Lately, news regarding deaths due to doctors’ carelessness is reducing people’s trust towards health workers. For its tangibility, we have plans for media interaction and discussion. We are also thinking of imparting training to young doctors, expanding relationships with experienced doctors, and carrying out activities including integration, vacancy, medical library, and medical museum among others.
It is said that the Association has been raising issues of only doctors, and not of other health workers like nurses and ANMs. What do you have to say about this?
As the Nepal Medical Association is the association of doctors, it will raise issues of its members. Nevertheless, we have carried issues of the whole health sector in the past. We have taken aboard other health workers as well in our struggle. In the future also, only doctors’ contributions will not be sufficient in a substantial transformation of the health sector. We are of the belief that all the health workers must move ahead in a united manner.
When sensitive professionals like doctors revolt, there will be an extensive effect. What kind of subtlety should the doctors adopt to prevent such a situation?
Doctors protest only when there is a need. We cannot merely hit the streets because it directly affects patients. That leads to people raising fingers on our professionalism.
However, taking advantage of the same compulsion, the government usually stays silent. I think, the state should take the Medical Association as a ‘think-tank’, more than an association, which can provide suggestions regarding opinions and policy formulation. Rather than protesting against defective laws, preventing its endorsement would have barred this situation.
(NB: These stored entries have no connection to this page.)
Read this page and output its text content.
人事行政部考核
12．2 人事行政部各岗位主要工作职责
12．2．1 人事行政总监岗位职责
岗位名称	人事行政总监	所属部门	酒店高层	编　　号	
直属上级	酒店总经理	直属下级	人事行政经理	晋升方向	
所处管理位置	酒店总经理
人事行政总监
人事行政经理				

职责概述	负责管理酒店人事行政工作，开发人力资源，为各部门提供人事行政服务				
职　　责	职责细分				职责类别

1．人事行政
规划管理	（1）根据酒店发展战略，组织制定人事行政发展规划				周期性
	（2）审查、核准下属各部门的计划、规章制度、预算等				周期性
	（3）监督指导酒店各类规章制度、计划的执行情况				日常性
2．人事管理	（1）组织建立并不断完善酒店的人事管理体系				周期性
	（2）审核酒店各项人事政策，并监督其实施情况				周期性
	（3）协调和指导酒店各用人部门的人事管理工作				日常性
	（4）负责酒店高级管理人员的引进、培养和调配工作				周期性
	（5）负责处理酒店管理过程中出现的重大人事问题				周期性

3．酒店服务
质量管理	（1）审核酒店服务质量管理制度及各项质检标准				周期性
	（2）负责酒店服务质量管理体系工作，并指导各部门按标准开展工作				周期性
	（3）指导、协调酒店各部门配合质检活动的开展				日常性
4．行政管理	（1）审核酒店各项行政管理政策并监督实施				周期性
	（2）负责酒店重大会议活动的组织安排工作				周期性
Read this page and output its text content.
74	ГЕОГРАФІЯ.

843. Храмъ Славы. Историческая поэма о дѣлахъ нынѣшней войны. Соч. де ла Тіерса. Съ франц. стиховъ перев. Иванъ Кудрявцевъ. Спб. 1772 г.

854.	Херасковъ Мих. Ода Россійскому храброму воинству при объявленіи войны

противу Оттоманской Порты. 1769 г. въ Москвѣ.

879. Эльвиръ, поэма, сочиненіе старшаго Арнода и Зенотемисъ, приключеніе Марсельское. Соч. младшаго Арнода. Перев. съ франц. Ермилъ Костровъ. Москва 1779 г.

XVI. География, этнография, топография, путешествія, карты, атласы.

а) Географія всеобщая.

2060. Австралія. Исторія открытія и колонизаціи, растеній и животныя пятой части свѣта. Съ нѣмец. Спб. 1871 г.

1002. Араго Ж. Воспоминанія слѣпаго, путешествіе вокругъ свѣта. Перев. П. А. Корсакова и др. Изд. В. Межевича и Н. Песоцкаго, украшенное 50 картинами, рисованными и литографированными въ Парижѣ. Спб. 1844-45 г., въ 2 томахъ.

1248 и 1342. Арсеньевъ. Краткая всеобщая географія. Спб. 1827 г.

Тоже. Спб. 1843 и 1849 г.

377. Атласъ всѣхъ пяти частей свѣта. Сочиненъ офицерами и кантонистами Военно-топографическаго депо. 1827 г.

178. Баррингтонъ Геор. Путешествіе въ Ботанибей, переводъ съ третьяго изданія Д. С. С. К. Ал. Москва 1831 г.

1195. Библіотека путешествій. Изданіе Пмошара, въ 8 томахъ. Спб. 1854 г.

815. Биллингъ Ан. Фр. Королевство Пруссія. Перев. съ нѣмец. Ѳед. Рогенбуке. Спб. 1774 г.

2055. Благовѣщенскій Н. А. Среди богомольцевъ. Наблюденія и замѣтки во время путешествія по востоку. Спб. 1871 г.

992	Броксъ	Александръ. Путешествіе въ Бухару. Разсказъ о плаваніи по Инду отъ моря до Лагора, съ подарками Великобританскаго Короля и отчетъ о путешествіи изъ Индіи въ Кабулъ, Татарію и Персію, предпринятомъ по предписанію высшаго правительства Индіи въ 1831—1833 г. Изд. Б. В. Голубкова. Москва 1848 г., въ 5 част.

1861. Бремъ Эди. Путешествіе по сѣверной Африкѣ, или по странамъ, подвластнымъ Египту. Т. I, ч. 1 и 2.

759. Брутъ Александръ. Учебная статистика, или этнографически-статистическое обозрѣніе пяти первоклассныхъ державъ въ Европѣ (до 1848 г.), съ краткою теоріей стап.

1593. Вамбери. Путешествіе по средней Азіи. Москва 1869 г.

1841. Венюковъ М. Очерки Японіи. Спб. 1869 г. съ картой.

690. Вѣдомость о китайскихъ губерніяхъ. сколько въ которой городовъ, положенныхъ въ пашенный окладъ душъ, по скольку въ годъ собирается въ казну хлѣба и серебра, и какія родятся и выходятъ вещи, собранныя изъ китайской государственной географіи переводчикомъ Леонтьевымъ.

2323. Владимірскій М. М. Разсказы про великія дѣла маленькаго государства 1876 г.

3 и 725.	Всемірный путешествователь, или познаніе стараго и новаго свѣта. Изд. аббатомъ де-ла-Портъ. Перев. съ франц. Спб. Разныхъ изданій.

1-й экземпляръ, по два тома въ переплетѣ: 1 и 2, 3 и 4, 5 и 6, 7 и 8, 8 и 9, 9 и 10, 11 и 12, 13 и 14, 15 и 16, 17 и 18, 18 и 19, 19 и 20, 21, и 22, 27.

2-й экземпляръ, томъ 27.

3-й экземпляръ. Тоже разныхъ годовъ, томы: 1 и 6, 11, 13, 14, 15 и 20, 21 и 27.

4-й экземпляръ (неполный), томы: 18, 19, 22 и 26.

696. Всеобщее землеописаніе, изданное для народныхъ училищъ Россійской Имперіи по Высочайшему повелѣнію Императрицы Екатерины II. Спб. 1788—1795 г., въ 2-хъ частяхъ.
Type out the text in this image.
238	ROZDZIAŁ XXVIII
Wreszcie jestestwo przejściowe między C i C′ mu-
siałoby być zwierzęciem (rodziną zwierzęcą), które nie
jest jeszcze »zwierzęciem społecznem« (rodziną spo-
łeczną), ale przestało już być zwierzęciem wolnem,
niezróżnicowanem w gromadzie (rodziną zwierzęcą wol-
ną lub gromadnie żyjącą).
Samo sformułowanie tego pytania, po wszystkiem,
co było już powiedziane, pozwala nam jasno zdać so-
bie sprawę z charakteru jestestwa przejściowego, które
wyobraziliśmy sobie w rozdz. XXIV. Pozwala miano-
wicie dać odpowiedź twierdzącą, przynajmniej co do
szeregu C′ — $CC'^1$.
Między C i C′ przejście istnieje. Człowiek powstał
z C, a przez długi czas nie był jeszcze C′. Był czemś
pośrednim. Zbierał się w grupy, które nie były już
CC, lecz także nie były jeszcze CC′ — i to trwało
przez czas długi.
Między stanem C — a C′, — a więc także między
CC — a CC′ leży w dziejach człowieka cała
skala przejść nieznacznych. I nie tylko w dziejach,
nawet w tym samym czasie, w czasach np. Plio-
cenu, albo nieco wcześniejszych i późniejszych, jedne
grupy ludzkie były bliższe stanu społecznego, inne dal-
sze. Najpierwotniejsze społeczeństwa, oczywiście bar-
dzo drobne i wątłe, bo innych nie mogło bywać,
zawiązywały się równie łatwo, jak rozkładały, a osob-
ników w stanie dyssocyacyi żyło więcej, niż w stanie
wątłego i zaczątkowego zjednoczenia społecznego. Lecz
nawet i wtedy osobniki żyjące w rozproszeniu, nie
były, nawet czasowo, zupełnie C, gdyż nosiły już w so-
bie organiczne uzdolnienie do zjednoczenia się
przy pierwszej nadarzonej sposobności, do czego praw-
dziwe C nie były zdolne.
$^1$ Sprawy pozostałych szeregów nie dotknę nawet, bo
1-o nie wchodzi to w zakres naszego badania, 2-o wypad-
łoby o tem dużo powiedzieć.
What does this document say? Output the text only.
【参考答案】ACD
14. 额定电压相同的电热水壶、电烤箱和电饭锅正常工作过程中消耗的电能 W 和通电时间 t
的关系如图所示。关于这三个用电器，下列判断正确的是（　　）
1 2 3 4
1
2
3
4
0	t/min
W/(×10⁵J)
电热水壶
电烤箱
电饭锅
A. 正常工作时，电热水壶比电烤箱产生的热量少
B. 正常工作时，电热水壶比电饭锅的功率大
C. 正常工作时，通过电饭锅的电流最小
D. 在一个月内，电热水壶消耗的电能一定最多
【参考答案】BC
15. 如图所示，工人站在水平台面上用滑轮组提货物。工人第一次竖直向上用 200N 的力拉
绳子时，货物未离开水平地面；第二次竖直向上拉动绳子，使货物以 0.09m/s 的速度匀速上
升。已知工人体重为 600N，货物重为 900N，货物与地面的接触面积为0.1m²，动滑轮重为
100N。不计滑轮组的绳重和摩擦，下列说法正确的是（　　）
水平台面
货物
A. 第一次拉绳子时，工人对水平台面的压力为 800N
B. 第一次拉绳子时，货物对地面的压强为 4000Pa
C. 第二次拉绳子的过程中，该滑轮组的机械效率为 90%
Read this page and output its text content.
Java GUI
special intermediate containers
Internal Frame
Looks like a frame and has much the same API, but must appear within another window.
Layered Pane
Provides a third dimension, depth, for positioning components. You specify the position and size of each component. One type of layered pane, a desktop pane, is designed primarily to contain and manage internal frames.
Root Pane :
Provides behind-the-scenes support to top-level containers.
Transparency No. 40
Lately, there has been a public discourse that the medical sector is getting money-oriented. What is your say on this?
This is absolutely incorrect. A student does not have to become a doctor to earn money. Rather than entering the medical sector by paying a lot of money, doing some business would assure him better financial security. A person studying 18 hours a day in the medical sector can hopefully do great elsewhere as well. Students who come to study medicine are for the service. However, money also plays a part. A doctor can be found working more than a few places. That is because he has spent millions in his education.
The services and facilities for doctors working in government hospitals are minimal, and insufficient to earn bread and butter for their families in Kathmandu. Consequently, doctors are found working in a few places. That is why, if a favorable environment is created, they do not have to work in several places.
In the end, what would you like to say about the Association poll and your candidacy?
Nepal Medical Association has been giving various contributions since the country was declared democratic. Talking about me, I am not directly vying for the leadership. I have a history of working in the Association for the last 10-12 years. The tenure that started as a secretary, turned to under-secretary and now to general secreatary. I have understood the Association very well and recognized what are the problems of doctors and what could be the solution. The number of young doctors has been increasing, and I, as their counterpart, can understand their sentiments. In this way, I think I have the capacity to drive leadership.
I and my entire panel are confident about the same. We will pay the debt of faith shown to us by working with honesty.